From early days of indulgent colour print, the combination of simple, sometimes exquisite illustrations drawn with crisp outline and cut so diligently, carries a tangled intricate logic. Blurred but helped still through intervention, the birds, flowers cartoon, historical and Modern art, from postcards, or even the strands from paint in a Pollock painting have been excavated, as such, to be reconfigured in shallow three dimensions. Delicacy hovers between the power of association and the source of the material. With the apparently neutral nature of illustration, Milroy seems to suggest the fluttering of pages in the wind.

Each vitrine at times seems full of cut-out elements appearing like strokes in a pointillist, or cubistic, images, with a flickering of reproduced printed colour.
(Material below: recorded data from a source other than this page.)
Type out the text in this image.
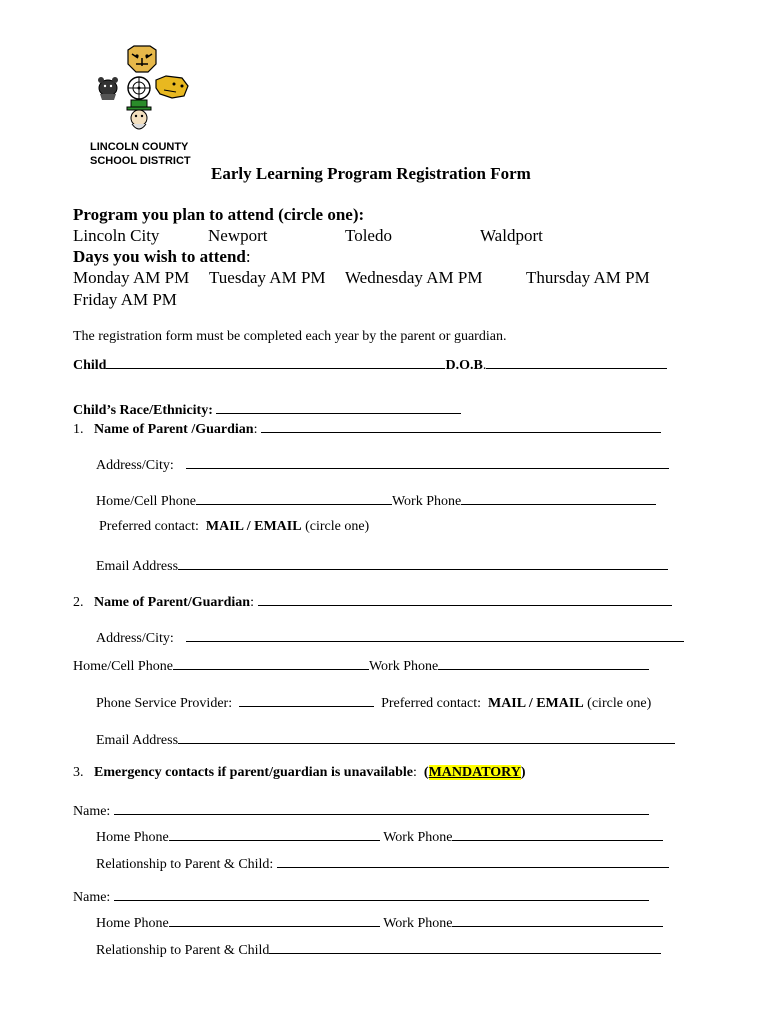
LINCOLN COUNTY
SCHOOL DISTRICT
Early Learning Program Registration Form
Program you plan to attend (circle one):
Lincoln City	Newport	Toledo	Waldport
Days you wish to attend:
Monday AM PM Tuesday AM PM Wednesday AM PM	Thursday AM PM
Friday AM PM
The registration form must be completed each year by the parent or guardian.
Child	D.O.B.
Child’s Race/Ethnicity:
1. Name of Parent /Guardian:
Address/City:
Home/Cell Phone	Work Phone
Preferred contact: MAIL / EMAIL (circle one)
Email Address
2. Name of Parent/Guardian:
Address/City:
Home/Cell Phone	Work Phone
Phone Service Provider:	Preferred contact: MAIL / EMAIL (circle one)
Email Address
3. Emergency contacts if parent/guardian is unavailable: (MANDATORY)
Name:
Home Phone	Work Phone
Relationship to Parent & Child:
Name:
Home Phone	Work Phone
Relationship to Parent & Child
It is also suggesting something continuous in terms of direction yet deliberately limited in formal terms. The heightened colour from popular and valuable books, or a combination of the two, carries an inbuilt rationale of the book from a perhaps more simplified time of categorization.
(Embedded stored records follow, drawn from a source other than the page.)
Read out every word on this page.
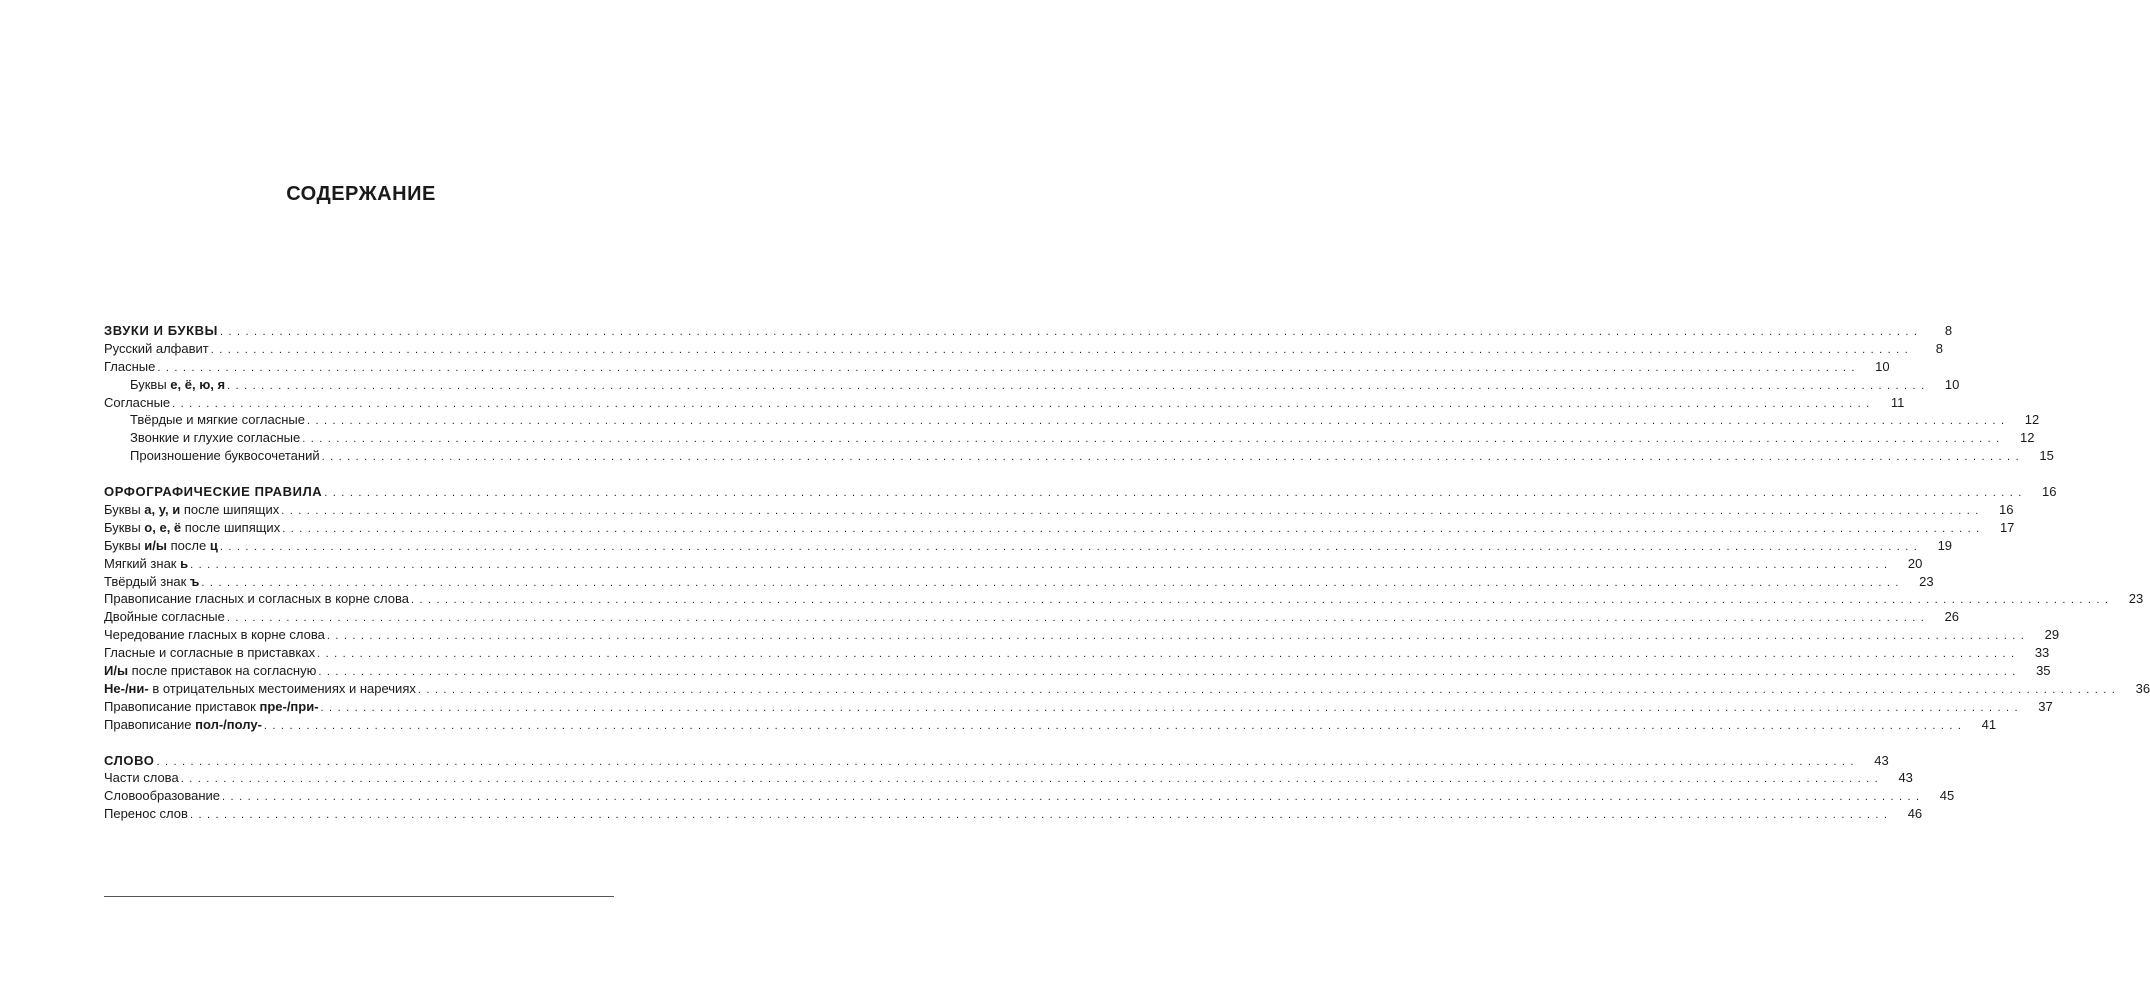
СОДЕРЖАНИЕ
ЗВУКИ И БУКВЫ . . . . . . . . . . . . . . . . . . . . . . . . . . . . . . . . . . . . . . . . . . . . . . . . . . . . . . . . . . . . . . . . . . . . . . . . . . . . . . . . . . . . . . . . . . . . . . . . . . . . . . . . . . . . . . . . . . . . . . . . . . . . . . . . . . . . . . . . . . . . . . . . . . . . . . . . . . . . . . . . . . . . . . . . . . . . . . . . . . . . . . . . . . . . . . . . . . . . . . . .	8
Русский алфавит . . . . . . . . . . . . . . . . . . . . . . . . . . . . . . . . . . . . . . . . . . . . . . . . . . . . . . . . . . . . . . . . . . . . . . . . . . . . . . . . . . . . . . . . . . . . . . . . . . . . . . . . . . . . . . . . . . . . . . . . . . . . . . . . . . . . . . . . . . . . . . . . . . . . . . . . . . . . . . . . . . . . . . . . . . . . . . . . . . . . . . . . . . . . . . . . . . . . . . . .	8
Гласные . . . . . . . . . . . . . . . . . . . . . . . . . . . . . . . . . . . . . . . . . . . . . . . . . . . . . . . . . . . . . . . . . . . . . . . . . . . . . . . . . . . . . . . . . . . . . . . . . . . . . . . . . . . . . . . . . . . . . . . . . . . . . . . . . . . . . . . . . . . . . . . . . . . . . . . . . . . . . . . . . . . . . . . . . . . . . . . . . . . . . . . . . . . . . . . . . . . . . . . .	10
Буквы е, ё, ю, я . . . . . . . . . . . . . . . . . . . . . . . . . . . . . . . . . . . . . . . . . . . . . . . . . . . . . . . . . . . . . . . . . . . . . . . . . . . . . . . . . . . . . . . . . . . . . . . . . . . . . . . . . . . . . . . . . . . . . . . . . . . . . . . . . . . . . . . . . . . . . . . . . . . . . . . . . . . . . . . . . . . . . . . . . . . . . . . . . . . . . . . . . . . . . . . . . . . . . . . .	10
Согласные . . . . . . . . . . . . . . . . . . . . . . . . . . . . . . . . . . . . . . . . . . . . . . . . . . . . . . . . . . . . . . . . . . . . . . . . . . . . . . . . . . . . . . . . . . . . . . . . . . . . . . . . . . . . . . . . . . . . . . . . . . . . . . . . . . . . . . . . . . . . . . . . . . . . . . . . . . . . . . . . . . . . . . . . . . . . . . . . . . . . . . . . . . . . . . . . . . . . . . . .	11
Твёрдые и мягкие согласные . . . . . . . . . . . . . . . . . . . . . . . . . . . . . . . . . . . . . . . . . . . . . . . . . . . . . . . . . . . . . . . . . . . . . . . . . . . . . . . . . . . . . . . . . . . . . . . . . . . . . . . . . . . . . . . . . . . . . . . . . . . . . . . . . . . . . . . . . . . . . . . . . . . . . . . . . . . . . . . . . . . . . . . . . . . . . . . . . . . . . . . . . . . . . . . . . . . . . . . .	12
Звонкие и глухие согласные . . . . . . . . . . . . . . . . . . . . . . . . . . . . . . . . . . . . . . . . . . . . . . . . . . . . . . . . . . . . . . . . . . . . . . . . . . . . . . . . . . . . . . . . . . . . . . . . . . . . . . . . . . . . . . . . . . . . . . . . . . . . . . . . . . . . . . . . . . . . . . . . . . . . . . . . . . . . . . . . . . . . . . . . . . . . . . . . . . . . . . . . . . . . . . . . . . . . . . . .	12
Произношение буквосочетаний . . . . . . . . . . . . . . . . . . . . . . . . . . . . . . . . . . . . . . . . . . . . . . . . . . . . . . . . . . . . . . . . . . . . . . . . . . . . . . . . . . . . . . . . . . . . . . . . . . . . . . . . . . . . . . . . . . . . . . . . . . . . . . . . . . . . . . . . . . . . . . . . . . . . . . . . . . . . . . . . . . . . . . . . . . . . . . . . . . . . . . . . . . . . . . . . . . . . . . . .	15
ОРФОГРАФИЧЕСКИЕ ПРАВИЛА . . . . . . . . . . . . . . . . . . . . . . . . . . . . . . . . . . . . . . . . . . . . . . . . . . . . . . . . . . . . . . . . . . . . . . . . . . . . . . . . . . . . . . . . . . . . . . . . . . . . . . . . . . . . . . . . . . . . . . . . . . . . . . . . . . . . . . . . . . . . . . . . . . . . . . . . . . . . . . . . . . . . . . . . . . . . . . . . . . . . . . . . . . . . . . . . . . . . . . . .	16
Буквы а, у, и после шипящих . . . . . . . . . . . . . . . . . . . . . . . . . . . . . . . . . . . . . . . . . . . . . . . . . . . . . . . . . . . . . . . . . . . . . . . . . . . . . . . . . . . . . . . . . . . . . . . . . . . . . . . . . . . . . . . . . . . . . . . . . . . . . . . . . . . . . . . . . . . . . . . . . . . . . . . . . . . . . . . . . . . . . . . . . . . . . . . . . . . . . . . . . . . . . . . . . . . . . . . .	16
Буквы о, е, ё после шипящих . . . . . . . . . . . . . . . . . . . . . . . . . . . . . . . . . . . . . . . . . . . . . . . . . . . . . . . . . . . . . . . . . . . . . . . . . . . . . . . . . . . . . . . . . . . . . . . . . . . . . . . . . . . . . . . . . . . . . . . . . . . . . . . . . . . . . . . . . . . . . . . . . . . . . . . . . . . . . . . . . . . . . . . . . . . . . . . . . . . . . . . . . . . . . . . . . . . . . . . .	17
Буквы и/ы после ц . . . . . . . . . . . . . . . . . . . . . . . . . . . . . . . . . . . . . . . . . . . . . . . . . . . . . . . . . . . . . . . . . . . . . . . . . . . . . . . . . . . . . . . . . . . . . . . . . . . . . . . . . . . . . . . . . . . . . . . . . . . . . . . . . . . . . . . . . . . . . . . . . . . . . . . . . . . . . . . . . . . . . . . . . . . . . . . . . . . . . . . . . . . . . . . . . . . . . . . .	19
Мягкий знак ь . . . . . . . . . . . . . . . . . . . . . . . . . . . . . . . . . . . . . . . . . . . . . . . . . . . . . . . . . . . . . . . . . . . . . . . . . . . . . . . . . . . . . . . . . . . . . . . . . . . . . . . . . . . . . . . . . . . . . . . . . . . . . . . . . . . . . . . . . . . . . . . . . . . . . . . . . . . . . . . . . . . . . . . . . . . . . . . . . . . . . . . . . . . . . . . . . . . . . . . .	20
Твёрдый знак ъ . . . . . . . . . . . . . . . . . . . . . . . . . . . . . . . . . . . . . . . . . . . . . . . . . . . . . . . . . . . . . . . . . . . . . . . . . . . . . . . . . . . . . . . . . . . . . . . . . . . . . . . . . . . . . . . . . . . . . . . . . . . . . . . . . . . . . . . . . . . . . . . . . . . . . . . . . . . . . . . . . . . . . . . . . . . . . . . . . . . . . . . . . . . . . . . . . . . . . . . .	23
Правописание гласных и согласных в корне слова . . . . . . . . . . . . . . . . . . . . . . . . . . . . . . . . . . . . . . . . . . . . . . . . . . . . . . . . . . . . . . . . . . . . . . . . . . . . . . . . . . . . . . . . . . . . . . . . . . . . . . . . . . . . . . . . . . . . . . . . . . . . . . . . . . . . . . . . . . . . . . . . . . . . . . . . . . . . . . . . . . . . . . . . . . . . . . . . . . . . . . . . . . . . . . . . . . . . . . . .	23
Двойные согласные . . . . . . . . . . . . . . . . . . . . . . . . . . . . . . . . . . . . . . . . . . . . . . . . . . . . . . . . . . . . . . . . . . . . . . . . . . . . . . . . . . . . . . . . . . . . . . . . . . . . . . . . . . . . . . . . . . . . . . . . . . . . . . . . . . . . . . . . . . . . . . . . . . . . . . . . . . . . . . . . . . . . . . . . . . . . . . . . . . . . . . . . . . . . . . . . . . . . . . . .	26
Чередование гласных в корне слова . . . . . . . . . . . . . . . . . . . . . . . . . . . . . . . . . . . . . . . . . . . . . . . . . . . . . . . . . . . . . . . . . . . . . . . . . . . . . . . . . . . . . . . . . . . . . . . . . . . . . . . . . . . . . . . . . . . . . . . . . . . . . . . . . . . . . . . . . . . . . . . . . . . . . . . . . . . . . . . . . . . . . . . . . . . . . . . . . . . . . . . . . . . . . . . . . . . . . . . .	29
Гласные и согласные в приставках . . . . . . . . . . . . . . . . . . . . . . . . . . . . . . . . . . . . . . . . . . . . . . . . . . . . . . . . . . . . . . . . . . . . . . . . . . . . . . . . . . . . . . . . . . . . . . . . . . . . . . . . . . . . . . . . . . . . . . . . . . . . . . . . . . . . . . . . . . . . . . . . . . . . . . . . . . . . . . . . . . . . . . . . . . . . . . . . . . . . . . . . . . . . . . . . . . . . . . . .	33
И/ы после приставок на согласную . . . . . . . . . . . . . . . . . . . . . . . . . . . . . . . . . . . . . . . . . . . . . . . . . . . . . . . . . . . . . . . . . . . . . . . . . . . . . . . . . . . . . . . . . . . . . . . . . . . . . . . . . . . . . . . . . . . . . . . . . . . . . . . . . . . . . . . . . . . . . . . . . . . . . . . . . . . . . . . . . . . . . . . . . . . . . . . . . . . . . . . . . . . . . . . . . . . . . . . .	35
Не-/ни- в отрицательных местоимениях и наречиях . . . . . . . . . . . . . . . . . . . . . . . . . . . . . . . . . . . . . . . . . . . . . . . . . . . . . . . . . . . . . . . . . . . . . . . . . . . . . . . . . . . . . . . . . . . . . . . . . . . . . . . . . . . . . . . . . . . . . . . . . . . . . . . . . . . . . . . . . . . . . . . . . . . . . . . . . . . . . . . . . . . . . . . . . . . . . . . . . . . . . . . . . . . . . . . . . . . . . . . .	36
Правописание приставок пре-/при- . . . . . . . . . . . . . . . . . . . . . . . . . . . . . . . . . . . . . . . . . . . . . . . . . . . . . . . . . . . . . . . . . . . . . . . . . . . . . . . . . . . . . . . . . . . . . . . . . . . . . . . . . . . . . . . . . . . . . . . . . . . . . . . . . . . . . . . . . . . . . . . . . . . . . . . . . . . . . . . . . . . . . . . . . . . . . . . . . . . . . . . . . . . . . . . . . . . . . . . .	37
Правописание пол-/полу- . . . . . . . . . . . . . . . . . . . . . . . . . . . . . . . . . . . . . . . . . . . . . . . . . . . . . . . . . . . . . . . . . . . . . . . . . . . . . . . . . . . . . . . . . . . . . . . . . . . . . . . . . . . . . . . . . . . . . . . . . . . . . . . . . . . . . . . . . . . . . . . . . . . . . . . . . . . . . . . . . . . . . . . . . . . . . . . . . . . . . . . . . . . . . . . . . . . . . . . .	41
СЛОВО . . . . . . . . . . . . . . . . . . . . . . . . . . . . . . . . . . . . . . . . . . . . . . . . . . . . . . . . . . . . . . . . . . . . . . . . . . . . . . . . . . . . . . . . . . . . . . . . . . . . . . . . . . . . . . . . . . . . . . . . . . . . . . . . . . . . . . . . . . . . . . . . . . . . . . . . . . . . . . . . . . . . . . . . . . . . . . . . . . . . . . . . . . . . . . . . . . . . . . . .	43
Части слова . . . . . . . . . . . . . . . . . . . . . . . . . . . . . . . . . . . . . . . . . . . . . . . . . . . . . . . . . . . . . . . . . . . . . . . . . . . . . . . . . . . . . . . . . . . . . . . . . . . . . . . . . . . . . . . . . . . . . . . . . . . . . . . . . . . . . . . . . . . . . . . . . . . . . . . . . . . . . . . . . . . . . . . . . . . . . . . . . . . . . . . . . . . . . . . . . . . . . . . .	43
Словообразование . . . . . . . . . . . . . . . . . . . . . . . . . . . . . . . . . . . . . . . . . . . . . . . . . . . . . . . . . . . . . . . . . . . . . . . . . . . . . . . . . . . . . . . . . . . . . . . . . . . . . . . . . . . . . . . . . . . . . . . . . . . . . . . . . . . . . . . . . . . . . . . . . . . . . . . . . . . . . . . . . . . . . . . . . . . . . . . . . . . . . . . . . . . . . . . . . . . . . . . .	45
Перенос слов . . . . . . . . . . . . . . . . . . . . . . . . . . . . . . . . . . . . . . . . . . . . . . . . . . . . . . . . . . . . . . . . . . . . . . . . . . . . . . . . . . . . . . . . . . . . . . . . . . . . . . . . . . . . . . . . . . . . . . . . . . . . . . . . . . . . . . . . . . . . . . . . . . . . . . . . . . . . . . . . . . . . . . . . . . . . . . . . . . . . . . . . . . . . . . . . . . . . . . . .	46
The colour, also, recalls a period of easy reproduction and education for all. There is no waste, as the object - or subject - of a reproduced Japanese print, for instance, cut around and placed in a shallow vitrine, achieves an animated relief. Each vitrine is imbued with a different extended world that unfurls in relation to the regular pace and beat, in turn, of the page.

The origin might seem to provide the continuation of an idea. Material for both a hanging and climbing plant, for instance, becomes a meticulously constructed mass that flows down, as well as up, with detailed delicacy from one level to the next, and then the other way around. The material lends itself to the way it is used. Balancing, holding, suspending, honing, underpinning, perhaps even delicately forcing, Milroy follows or finds, through an action, nonetheless, a sort of serendipity in relation to the logic of the source. Fish, helicopters, underwater colours, tulips, arrive already described, as ready-mades. Found image is turned into found object. Sometimes the direction of a piece is suggested by the title of a book as the bird is released from the page.

A leaning, revealing, flowery finesse, means that elements come out in perpetual relation to each other and gather phenomenological force. A plant grows, somehow, while a flying machine war machine is interspersed to suggest a surreal state that carries a sense of collapse within it. In the same way that an uncut stone will carry the subject, or the bare canvas will already have a point, Milroy hopes to release what is already there through such manipulation of image and sculptural element.

With subject denied, he remains part of a somewhat conceptual tradition where materiality wins out. By drawing attention to - and bringing into focus - what has been and is still there the artist, who nonetheless retains a deceptive nonchalance, rearranges without false claim.